# Any luck with combined XM/Sirius account



## jpellech

I already have two Sirius receivers and am now looking to put a new XM receiver in my new car (mostly to get MLB). Was wondering if anyone had any luck getting a deal with having an account with each service.

Seems stupid if I can't get any credit for being a subscriber to Sirius already, especially since they are hard up for subs.


----------



## TERRYB2241

I purchased a new vehicle in February that came with XM. I already had 4 Sirius units and wanted to combine them together but unable to. Just a way for them to get more money.


----------



## Galaxie6411

I figured they'd make it hard. I have 4 M' and just bought a car with Sirius, but I am still in the free trial period. Ideally I 'd like to have it added to my XM account and add the best of XM in the car but I bet neither if those will be possible.


----------



## jpellech

I plan on calling XM customer retention if I can find a number somewhere. I started with an email but I know that will get no where but I just don't have time to make a call here at work. I'll keep the forum up to date. Thanks for the replies.


----------



## Dolly

I have said it before and I'll say it again--the accounting for Sirius XM needs to be combined. It is hurting the business because people can't take advantage of combined accounts on their subs. And I don't understand at all why it isn't being done :shrug: Sirius XM is one of the most unmerged merged company that I have ever heard of :raspberry


----------



## djrobx

> Sirius XM is one of the most unmerged merged company that I have ever heard of


Sprint/nextel comes close. A few weeks ago one of the DJs on BPM kept repeating how we were supposed to check out the NEW MERGED WEBSITE at http://siriusxm.com . What kind of frakin joke is that?


----------



## jpellech

That merged website is hilarious. I think I read somewhere (not sure if it was here) that they have 3 years to combine accounting. But either way, a call to a handy customer service rep may save me some money. This would also be solved for me if they would include MLB on Best of XM package but that is a whole other thread.


----------



## SteveHas

Had Sirius in my last car for 4 years. I just got a new Nissan with XM, tried to transfer my account to XM, and keep Howard and NFL for the same price.
Sirius customer retention said they were sorry, but it would "still be a year or so" before the two companies accounting systems were merged

ended up dumping Sirius, may not keep Xm after trial period, too much of an AS* ache...and I'm shareholder!


----------



## TBlazer07

I just (in January 5 days before the sales tax was deductible and 1 week before I lost my job) got a new GM vehicle (stop laughing) and just got XM for 1 year for half-price. Even people with regular contracts were getting this deal when it was renewal time. Just tell them it's too expensive.



SteveHas said:


> Had Sirius in my last car for 4 years. I just got a new Nissan with XM, tried to transfer my account to XM, and keep Howard and NFL for the same price.
> Sirius customer retention said they were sorry, but it would "still be a year or so" before the two companies accounting systems were merged
> 
> ended up dumping Sirius, may not keep Xm after trial period, too much of an AS* ache...and I'm shareholder!


----------



## Dolly

djrobx said:


> Sprint/nextel comes close. A few weeks ago one of the DJs on BPM kept repeating how we were supposed to check out the NEW MERGED WEBSITE at http://siriusxm.com . What kind of frakin joke is that?

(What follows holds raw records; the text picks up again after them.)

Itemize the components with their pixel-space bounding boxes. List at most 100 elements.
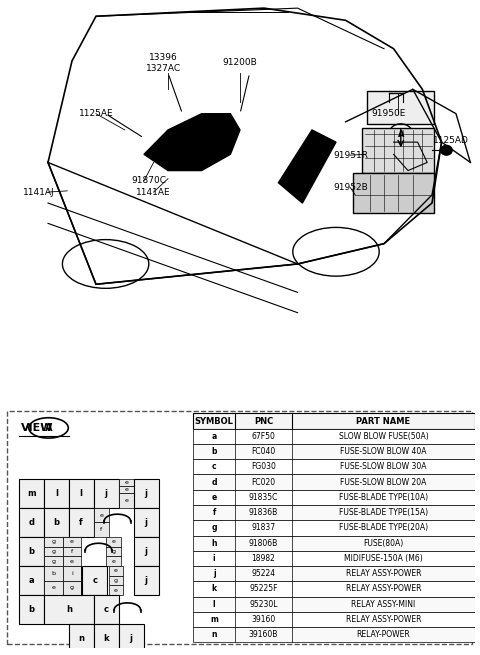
FancyBboxPatch shape bbox=[69, 479, 94, 508]
FancyBboxPatch shape bbox=[108, 586, 123, 595]
Text: 91835C: 91835C bbox=[249, 493, 278, 502]
FancyBboxPatch shape bbox=[44, 556, 62, 566]
Text: d: d bbox=[211, 477, 217, 487]
FancyBboxPatch shape bbox=[108, 576, 123, 586]
Text: 91952B: 91952B bbox=[333, 183, 368, 192]
Text: RELAY ASSY-POWER: RELAY ASSY-POWER bbox=[346, 569, 421, 578]
Text: k: k bbox=[212, 584, 216, 593]
Text: a: a bbox=[29, 576, 34, 585]
Text: e: e bbox=[114, 588, 118, 593]
FancyBboxPatch shape bbox=[19, 508, 44, 537]
Text: RELAY-POWER: RELAY-POWER bbox=[357, 630, 410, 639]
FancyBboxPatch shape bbox=[94, 624, 119, 653]
Text: g: g bbox=[51, 539, 55, 544]
Text: 39160: 39160 bbox=[252, 615, 276, 624]
FancyBboxPatch shape bbox=[193, 413, 475, 428]
Text: g: g bbox=[211, 523, 217, 533]
Text: MIDIFUSE-150A (M6): MIDIFUSE-150A (M6) bbox=[344, 554, 423, 563]
Text: 1141AE: 1141AE bbox=[136, 187, 171, 196]
Text: FUSE(80A): FUSE(80A) bbox=[363, 538, 404, 548]
Text: e: e bbox=[99, 513, 103, 517]
FancyBboxPatch shape bbox=[119, 493, 133, 508]
Text: j: j bbox=[144, 547, 147, 556]
Text: g: g bbox=[70, 586, 74, 590]
FancyBboxPatch shape bbox=[193, 520, 475, 536]
Text: 91837: 91837 bbox=[252, 523, 276, 533]
Text: FC020: FC020 bbox=[252, 477, 276, 487]
Text: RELAY ASSY-POWER: RELAY ASSY-POWER bbox=[346, 584, 421, 593]
Text: 67F50: 67F50 bbox=[252, 432, 276, 441]
Text: 1125AE: 1125AE bbox=[79, 109, 113, 118]
Text: FUSE-BLADE TYPE(20A): FUSE-BLADE TYPE(20A) bbox=[339, 523, 428, 533]
FancyBboxPatch shape bbox=[44, 580, 62, 595]
Polygon shape bbox=[278, 130, 336, 203]
FancyBboxPatch shape bbox=[193, 459, 475, 474]
FancyBboxPatch shape bbox=[133, 537, 158, 566]
FancyBboxPatch shape bbox=[44, 508, 69, 537]
FancyBboxPatch shape bbox=[106, 556, 121, 566]
Text: RELAY ASSY-POWER: RELAY ASSY-POWER bbox=[346, 615, 421, 624]
FancyBboxPatch shape bbox=[193, 582, 475, 597]
FancyBboxPatch shape bbox=[108, 566, 123, 576]
Text: i: i bbox=[71, 571, 73, 576]
Text: PART NAME: PART NAME bbox=[357, 417, 410, 426]
FancyBboxPatch shape bbox=[119, 479, 133, 486]
Text: l: l bbox=[80, 489, 83, 498]
FancyBboxPatch shape bbox=[133, 508, 158, 537]
FancyBboxPatch shape bbox=[362, 128, 434, 172]
Text: f: f bbox=[213, 508, 216, 517]
Text: e: e bbox=[112, 559, 116, 564]
FancyBboxPatch shape bbox=[367, 92, 434, 124]
FancyBboxPatch shape bbox=[19, 595, 44, 624]
Text: e: e bbox=[124, 480, 128, 485]
FancyBboxPatch shape bbox=[133, 479, 158, 508]
FancyBboxPatch shape bbox=[62, 556, 81, 566]
FancyBboxPatch shape bbox=[193, 474, 475, 490]
FancyBboxPatch shape bbox=[119, 486, 133, 493]
FancyBboxPatch shape bbox=[94, 523, 108, 537]
Text: g: g bbox=[51, 559, 55, 564]
Text: j: j bbox=[105, 489, 108, 498]
FancyBboxPatch shape bbox=[62, 580, 81, 595]
FancyBboxPatch shape bbox=[69, 508, 94, 537]
Text: 91200B: 91200B bbox=[223, 58, 257, 67]
FancyBboxPatch shape bbox=[44, 547, 62, 556]
Text: j: j bbox=[144, 489, 147, 498]
Text: 18982: 18982 bbox=[252, 554, 276, 563]
Text: SLOW BLOW FUSE(50A): SLOW BLOW FUSE(50A) bbox=[338, 432, 428, 441]
FancyBboxPatch shape bbox=[69, 624, 94, 653]
Text: 95230L: 95230L bbox=[249, 600, 278, 608]
Text: PNC: PNC bbox=[254, 417, 273, 426]
Text: j: j bbox=[144, 576, 147, 585]
Text: 39160B: 39160B bbox=[249, 630, 278, 639]
Text: c: c bbox=[104, 605, 108, 614]
Text: n: n bbox=[211, 630, 217, 639]
FancyBboxPatch shape bbox=[44, 479, 69, 508]
Text: 91806B: 91806B bbox=[249, 538, 278, 548]
Text: k: k bbox=[103, 634, 109, 643]
Text: c: c bbox=[212, 462, 216, 472]
FancyBboxPatch shape bbox=[193, 566, 475, 582]
Text: g: g bbox=[114, 578, 118, 583]
Text: h: h bbox=[66, 605, 72, 614]
FancyBboxPatch shape bbox=[193, 612, 475, 627]
Text: b: b bbox=[28, 605, 35, 614]
FancyBboxPatch shape bbox=[83, 566, 108, 595]
Text: f: f bbox=[79, 518, 83, 527]
Text: f: f bbox=[100, 527, 102, 533]
Text: 95225F: 95225F bbox=[249, 584, 278, 593]
Text: l: l bbox=[55, 489, 58, 498]
Text: FC040: FC040 bbox=[252, 447, 276, 456]
FancyBboxPatch shape bbox=[62, 547, 81, 556]
FancyBboxPatch shape bbox=[106, 537, 121, 547]
Text: b: b bbox=[51, 571, 55, 576]
Text: g: g bbox=[51, 549, 55, 554]
FancyBboxPatch shape bbox=[44, 566, 62, 580]
Text: e: e bbox=[112, 539, 116, 544]
FancyBboxPatch shape bbox=[119, 624, 144, 653]
Text: FUSE-BLADE TYPE(10A): FUSE-BLADE TYPE(10A) bbox=[339, 493, 428, 502]
Text: a: a bbox=[212, 432, 217, 441]
Text: h: h bbox=[211, 538, 217, 548]
FancyBboxPatch shape bbox=[94, 508, 108, 523]
Text: m: m bbox=[210, 615, 218, 624]
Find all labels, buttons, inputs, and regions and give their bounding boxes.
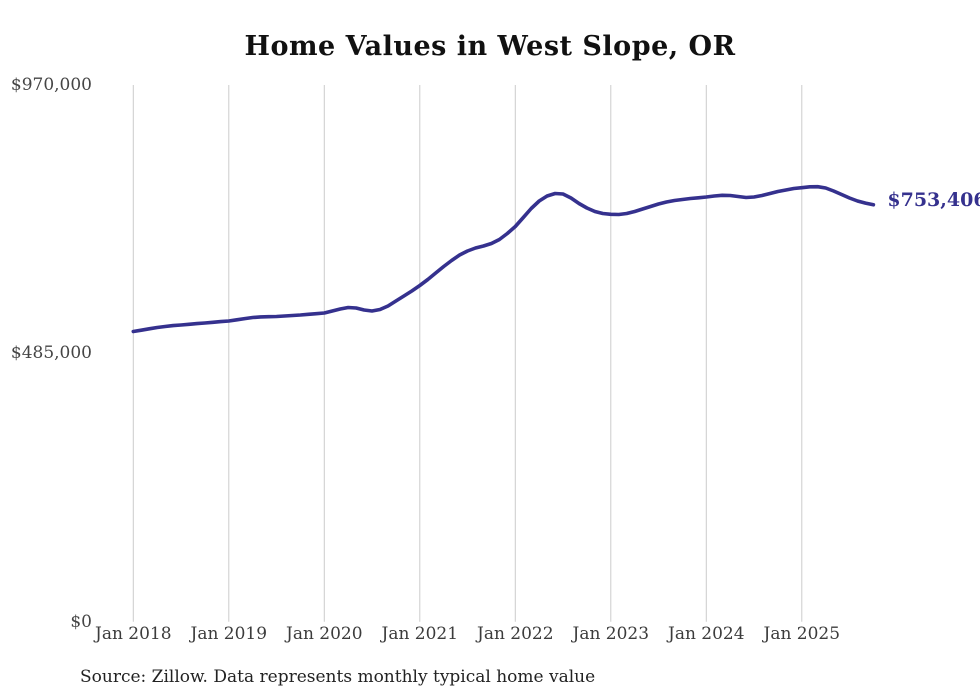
x-tick-label: Jan 2021: [381, 624, 459, 644]
y-tick-label: $485,000: [10, 343, 92, 364]
x-tick-label: Jan 2023: [572, 624, 650, 644]
x-tick-label: Jan 2019: [190, 624, 268, 644]
x-tick-label: Jan 2022: [477, 624, 554, 644]
latest-value-label: $753,406: [887, 188, 980, 211]
value-line: [131, 184, 876, 334]
chart-title: Home Values in West Slope, OR: [244, 31, 736, 62]
source-note: Source: Zillow. Data represents monthly …: [80, 667, 596, 687]
y-tick-label: $0: [70, 611, 92, 632]
x-tick-label: Jan 2024: [668, 624, 745, 644]
x-tick-label: Jan 2020: [286, 624, 363, 644]
y-tick-label: $970,000: [10, 75, 92, 95]
x-tick-label: Jan 2025: [763, 624, 841, 644]
x-tick-label: Jan 2018: [95, 624, 172, 644]
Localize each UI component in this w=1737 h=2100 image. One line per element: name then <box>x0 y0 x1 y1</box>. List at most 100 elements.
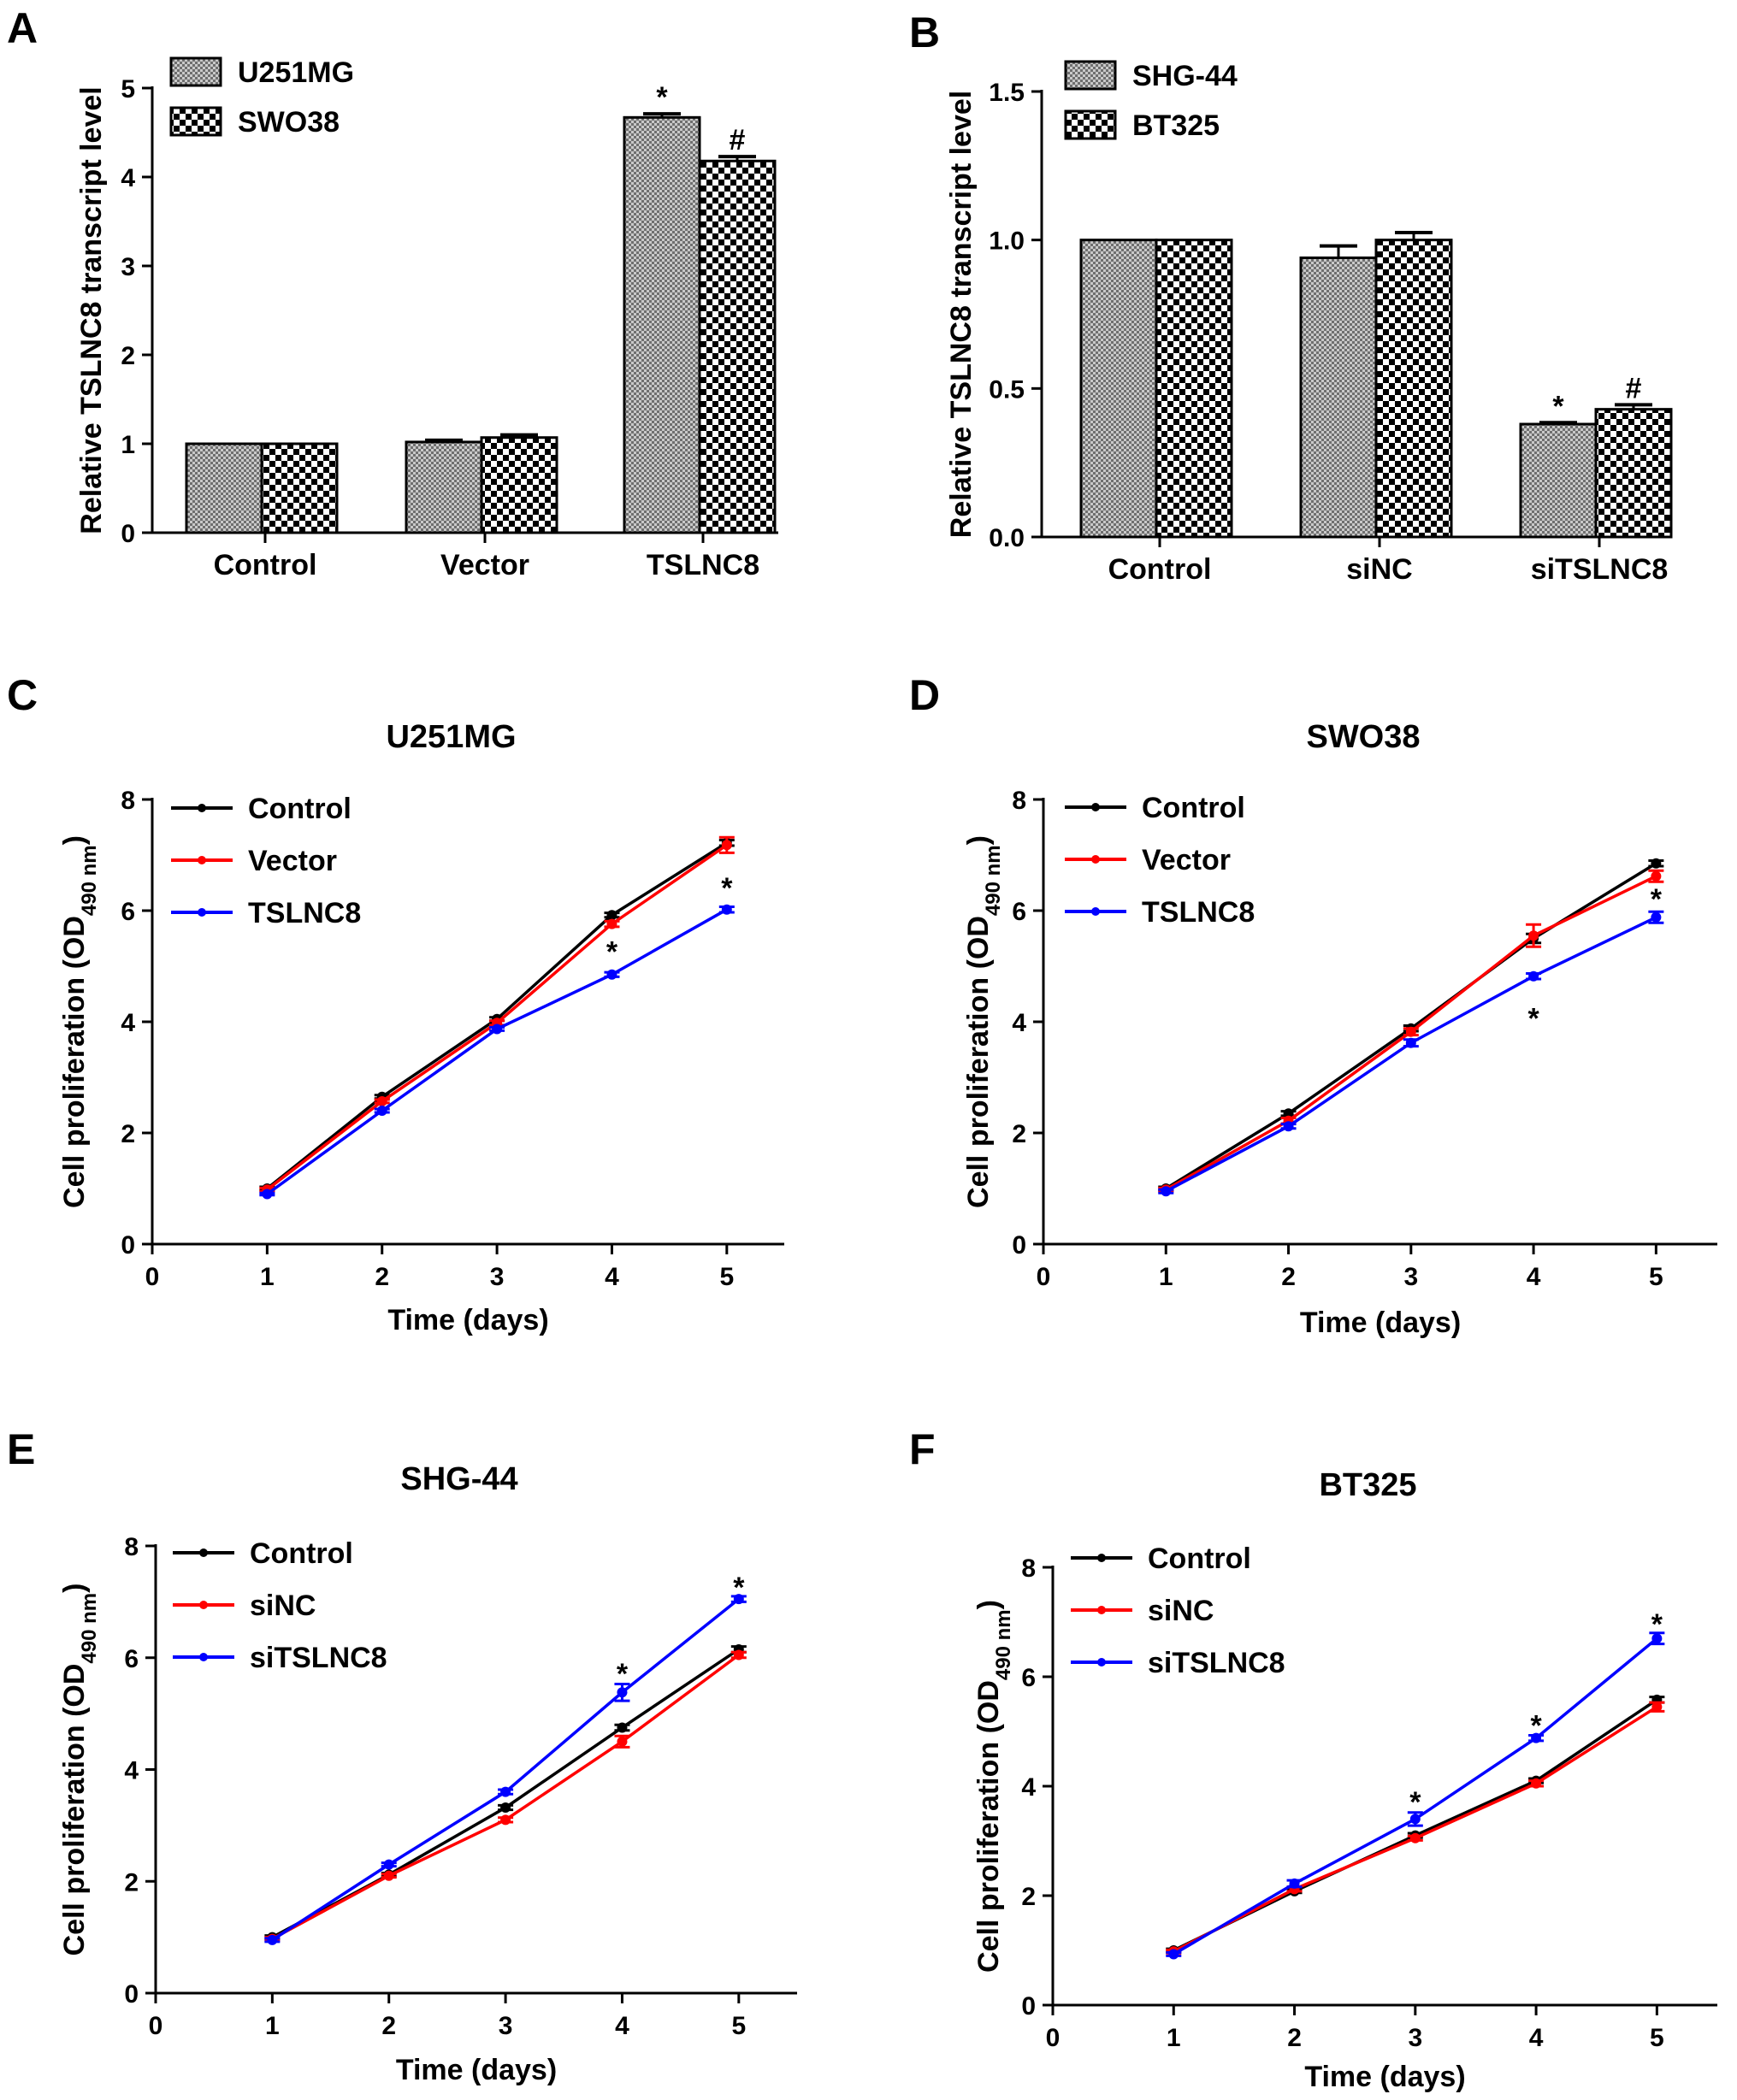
series-line-tslnc8 <box>266 908 728 1195</box>
x-tick-label: 1 <box>1159 1263 1173 1291</box>
legend-swatch-swo38 <box>169 106 222 137</box>
legend-label-bt325: BT325 <box>1132 109 1220 142</box>
y-axis-label-main: Cell proliferation (OD <box>962 916 995 1208</box>
data-point-tslnc8 <box>376 1106 387 1116</box>
bar-swo38-vector <box>480 436 558 534</box>
legend-marker-control <box>1097 1554 1106 1562</box>
legend-marker-sinc <box>1097 1606 1106 1614</box>
x-tick-label: 5 <box>719 1263 734 1291</box>
data-point-sitslnc8 <box>1409 1814 1421 1825</box>
x-tick-label: 0 <box>149 2012 163 2040</box>
data-point-tslnc8 <box>492 1023 503 1035</box>
x-tick-label: 5 <box>1649 1263 1663 1291</box>
legend-swatch-u251mg <box>169 56 222 87</box>
y-axis-label-end: ) <box>962 835 995 845</box>
panel-f: F 0 2 4 6 8 BT325 Cell proliferation (OD490 nm)… <box>909 1425 1717 2093</box>
y-tick-label: 0.5 <box>989 375 1025 404</box>
panel-d: D 0 2 4 6 8 SWO38 Cell proliferation (OD490 nm)… <box>909 671 1717 1339</box>
data-point-tslnc8 <box>1528 970 1539 982</box>
significance-marker: * <box>1651 883 1663 916</box>
x-tick-label: 0 <box>1037 1263 1051 1291</box>
y-tick-label: 8 <box>124 1533 139 1561</box>
x-axis-label: Time (days) <box>387 1304 548 1336</box>
significance-marker: * <box>1530 1709 1542 1742</box>
x-tick-label: 3 <box>1403 1263 1418 1291</box>
data-point-sitslnc8 <box>383 1859 394 1870</box>
bar-u251mg-vector <box>405 440 483 534</box>
y-tick-label: 4 <box>121 1009 135 1037</box>
x-tick-label: 1 <box>265 2012 280 2040</box>
x-tick-label: 2 <box>1281 1263 1296 1291</box>
y-axis-label: Cell proliferation (OD490 nm) <box>58 1584 101 1956</box>
panel-letter: C <box>7 671 38 719</box>
legend-label-sinc: siNC <box>1148 1595 1214 1627</box>
data-point-sinc <box>1409 1832 1421 1843</box>
y-tick-label: 8 <box>1021 1554 1036 1583</box>
legend-swatch-shg-44 <box>1064 60 1117 91</box>
data-point-tslnc8 <box>606 969 617 980</box>
significance-marker: * <box>1409 1786 1421 1819</box>
y-tick-label: 2 <box>1012 1120 1026 1148</box>
x-category-label: siTSLNC8 <box>1531 553 1669 586</box>
bar-u251mg-tslnc8 <box>623 115 701 534</box>
chart-title: SHG-44 <box>400 1461 517 1497</box>
panel-e: E 0 2 4 6 8 SHG-44 Cell proliferation (OD490 nm… <box>7 1425 797 2086</box>
y-tick-label: 5 <box>121 75 135 103</box>
data-point-vector <box>376 1095 387 1106</box>
legend-marker-vector <box>1091 855 1100 864</box>
data-point-sitslnc8 <box>733 1594 744 1605</box>
data-point-vector <box>1651 870 1662 882</box>
legend-marker-tslnc8 <box>1091 907 1100 916</box>
data-point-sinc <box>383 1870 394 1881</box>
x-tick-label: 4 <box>615 2012 629 2040</box>
legend-label-sitslnc8: siTSLNC8 <box>250 1642 387 1674</box>
y-axis-label: Cell proliferation (OD490 nm) <box>58 835 101 1208</box>
legend-label-vector: Vector <box>248 845 337 877</box>
y-tick-label: 6 <box>121 898 135 926</box>
data-point-sitslnc8 <box>1651 1633 1663 1644</box>
legend-label-control: Control <box>1148 1543 1251 1575</box>
legend-swatch-bt325 <box>1064 109 1117 140</box>
data-point-sinc <box>1651 1702 1663 1713</box>
y-tick-label: 0 <box>1021 1992 1036 2020</box>
significance-marker: # <box>1626 372 1642 404</box>
legend-marker-control <box>1091 803 1100 811</box>
y-tick-label: 3 <box>121 253 135 281</box>
x-category-label: Control <box>214 549 317 581</box>
x-tick-label: 4 <box>1529 2024 1544 2052</box>
data-point-sitslnc8 <box>500 1786 511 1797</box>
data-point-tslnc8 <box>1651 911 1662 923</box>
y-tick-label: 1.0 <box>989 227 1025 256</box>
data-point-sitslnc8 <box>1168 1949 1179 1960</box>
significance-marker: * <box>721 872 733 905</box>
legend-label-control: Control <box>248 793 352 825</box>
y-axis-label: Relative TSLNC8 transcript level <box>945 91 978 538</box>
data-point-tslnc8 <box>1405 1037 1416 1048</box>
data-point-sitslnc8 <box>267 1934 278 1945</box>
chart-title: U251MG <box>386 719 516 755</box>
y-axis-label: Cell proliferation (OD490 nm) <box>972 1600 1015 1973</box>
x-category-label: TSLNC8 <box>647 549 759 581</box>
legend-label-swo38: SWO38 <box>238 106 340 139</box>
significance-marker: * <box>656 81 668 114</box>
y-axis-label: Cell proliferation (OD490 nm) <box>962 835 1005 1208</box>
data-point-vector <box>606 918 617 929</box>
x-axis-label: Time (days) <box>1304 2061 1465 2093</box>
data-point-tslnc8 <box>1161 1186 1172 1197</box>
legend-marker-tslnc8 <box>198 908 206 917</box>
significance-marker: * <box>733 1572 745 1604</box>
y-tick-label: 6 <box>124 1645 139 1673</box>
y-tick-label: 8 <box>1012 787 1026 815</box>
y-tick-label: 1 <box>121 431 135 459</box>
series-line-tslnc8 <box>1165 916 1657 1193</box>
x-category-label: Vector <box>440 549 529 581</box>
x-tick-label: 0 <box>1046 2024 1061 2052</box>
legend-label-shg-44: SHG-44 <box>1132 60 1238 92</box>
y-axis-label-subscript: 490 nm <box>992 1609 1015 1680</box>
significance-marker: * <box>606 936 618 969</box>
legend-marker-control <box>198 804 206 812</box>
bar-swo38-tslnc8 <box>698 159 777 534</box>
y-tick-label: 1.5 <box>989 79 1025 107</box>
significance-marker: * <box>617 1658 629 1690</box>
data-point-vector <box>721 840 732 851</box>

Actually believe it or not it is a joke! Some guy who has nothing to do with either Sirius or XM put that up on his own. I don't know why the DJ didn't know this and I really don't know how that guy was able to use Sirius XM at that mock website he sat up :eek2:


----------



## Steve Mehs

Dolly said:


> Actually believe it or not it is a joke! Some guy who has nothing to do with either Sirius or XM put that up on his own. I don't know why the DJ didn't know this and I really don't know how that guy was able to use Sirius XM at that mock website he sat up :eek2:


Where did you hear that and what the hell are you even talking about?

Registrant: 
Sirius Satellite Radio Inc. 
1221 AVENUE OF THE AMERICAS FL 36 
NEW YORK, NY10020-1001 
US

Domain Name: SIRIUSXM.COM

http://www.networksolutions.com/whois-search/siriusxm.com


----------